La volatilidad del precio del petróleo, que cuando la brusca baja sirvió de explicación para justificar malos resultados, hoy con la brusca alza casi nada ha podido corregir. La previsión de $190 billones para la Consejería para la Paz (ahora también para la Legalidad y la Convivencia) necesita un reajuste según el Comisionado recién posesionado. El Ministro de Hacienda informa que el proyecto de presupuesto presentado para aprobar en estas sesiones tiene un faltante de $25 billones.

Ante esto lo que es difícil de entender es la lógica del Ministro.

Dice que se debe gravar la canasta familiar porque no es correcto que los más ricos se aprovechen no pagando por esos consumos. Pero al mismo tiempo señala lo insignificante que es para ellos ese gasto, en contraste con el peso que tiene para los otros estratos. Destaca además que esos ‘ricos’ no representan ni 5% de la población; es decir, que el ingreso para el Estado sería mínimo pero afectaría gravemente al 95% de los colombianos.

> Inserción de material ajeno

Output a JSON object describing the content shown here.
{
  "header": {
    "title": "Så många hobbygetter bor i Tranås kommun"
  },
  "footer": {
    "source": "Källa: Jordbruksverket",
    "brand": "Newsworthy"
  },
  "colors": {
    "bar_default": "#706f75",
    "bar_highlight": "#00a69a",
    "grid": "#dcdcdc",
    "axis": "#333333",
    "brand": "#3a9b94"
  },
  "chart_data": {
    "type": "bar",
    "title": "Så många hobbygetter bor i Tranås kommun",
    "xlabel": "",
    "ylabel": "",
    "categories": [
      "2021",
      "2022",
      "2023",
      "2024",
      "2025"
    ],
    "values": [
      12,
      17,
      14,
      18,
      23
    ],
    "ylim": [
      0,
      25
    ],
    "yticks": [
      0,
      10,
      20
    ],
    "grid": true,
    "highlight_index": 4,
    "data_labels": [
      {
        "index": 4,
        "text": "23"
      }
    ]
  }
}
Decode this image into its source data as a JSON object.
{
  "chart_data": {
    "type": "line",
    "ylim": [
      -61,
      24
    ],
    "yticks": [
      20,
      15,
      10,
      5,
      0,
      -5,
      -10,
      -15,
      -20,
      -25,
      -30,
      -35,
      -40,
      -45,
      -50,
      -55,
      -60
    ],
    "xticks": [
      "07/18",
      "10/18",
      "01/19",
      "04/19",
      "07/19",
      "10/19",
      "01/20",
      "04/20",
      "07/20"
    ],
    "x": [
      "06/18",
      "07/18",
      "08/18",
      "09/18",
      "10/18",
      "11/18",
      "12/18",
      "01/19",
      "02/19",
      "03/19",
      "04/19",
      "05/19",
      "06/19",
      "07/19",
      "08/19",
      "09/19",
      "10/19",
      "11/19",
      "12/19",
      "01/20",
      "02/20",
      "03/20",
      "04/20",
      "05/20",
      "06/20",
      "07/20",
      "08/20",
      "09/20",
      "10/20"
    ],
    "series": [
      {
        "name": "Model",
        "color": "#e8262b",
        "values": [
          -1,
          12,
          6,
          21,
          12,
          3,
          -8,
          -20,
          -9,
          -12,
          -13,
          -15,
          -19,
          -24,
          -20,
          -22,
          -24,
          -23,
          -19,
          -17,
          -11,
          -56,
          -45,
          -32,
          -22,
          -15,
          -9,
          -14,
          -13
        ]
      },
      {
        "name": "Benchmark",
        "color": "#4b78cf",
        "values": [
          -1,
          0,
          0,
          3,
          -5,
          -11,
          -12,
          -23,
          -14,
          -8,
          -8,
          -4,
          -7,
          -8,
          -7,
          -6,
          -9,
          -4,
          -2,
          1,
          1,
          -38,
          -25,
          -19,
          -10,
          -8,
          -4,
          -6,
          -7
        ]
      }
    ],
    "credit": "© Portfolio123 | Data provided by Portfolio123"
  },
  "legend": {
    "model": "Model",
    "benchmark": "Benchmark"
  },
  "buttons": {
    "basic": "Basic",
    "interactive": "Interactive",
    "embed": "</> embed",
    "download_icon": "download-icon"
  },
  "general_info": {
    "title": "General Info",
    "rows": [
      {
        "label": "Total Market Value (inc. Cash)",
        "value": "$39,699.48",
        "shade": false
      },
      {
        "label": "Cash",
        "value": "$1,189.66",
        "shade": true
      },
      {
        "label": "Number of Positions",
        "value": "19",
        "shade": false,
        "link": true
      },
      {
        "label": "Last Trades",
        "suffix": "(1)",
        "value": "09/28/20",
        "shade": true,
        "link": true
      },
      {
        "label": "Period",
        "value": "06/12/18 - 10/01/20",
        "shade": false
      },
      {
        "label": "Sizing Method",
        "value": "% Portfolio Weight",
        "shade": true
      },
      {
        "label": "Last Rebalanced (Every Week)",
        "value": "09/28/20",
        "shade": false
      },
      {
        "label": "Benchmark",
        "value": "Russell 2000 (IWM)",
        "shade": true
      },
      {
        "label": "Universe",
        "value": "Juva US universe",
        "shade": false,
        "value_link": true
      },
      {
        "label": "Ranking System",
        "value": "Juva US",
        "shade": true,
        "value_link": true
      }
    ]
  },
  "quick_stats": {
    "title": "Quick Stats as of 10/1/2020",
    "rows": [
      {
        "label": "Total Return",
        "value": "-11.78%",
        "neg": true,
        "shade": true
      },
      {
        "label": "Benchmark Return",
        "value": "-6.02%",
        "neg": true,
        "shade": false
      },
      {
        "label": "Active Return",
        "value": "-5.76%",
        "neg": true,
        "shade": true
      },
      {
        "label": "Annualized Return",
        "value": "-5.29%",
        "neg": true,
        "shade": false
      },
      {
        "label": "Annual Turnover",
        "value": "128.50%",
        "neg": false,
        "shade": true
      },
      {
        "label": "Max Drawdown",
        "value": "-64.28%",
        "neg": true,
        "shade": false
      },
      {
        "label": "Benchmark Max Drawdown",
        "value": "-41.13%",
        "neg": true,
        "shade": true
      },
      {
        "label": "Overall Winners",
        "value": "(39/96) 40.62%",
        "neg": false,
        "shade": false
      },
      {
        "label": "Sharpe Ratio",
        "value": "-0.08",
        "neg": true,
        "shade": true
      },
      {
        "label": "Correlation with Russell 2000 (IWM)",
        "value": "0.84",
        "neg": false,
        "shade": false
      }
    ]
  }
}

Como si fuera poco, la idea de devolver a los estratos 1 y 2 lo recaudado, costaría más que los ingresos por cuenta de esa minoría. Propone también aumentar ese IVA, y al mismo tiempo que habla del faltante, propone además bajar el impuesto a las empresas que él mismo dice representan más de 85% de los recursos. Lo último es que responde que se buscarán otras fuentes de ingresos diferentes de los impuestos pero sin insinuar siquiera cuáles serían.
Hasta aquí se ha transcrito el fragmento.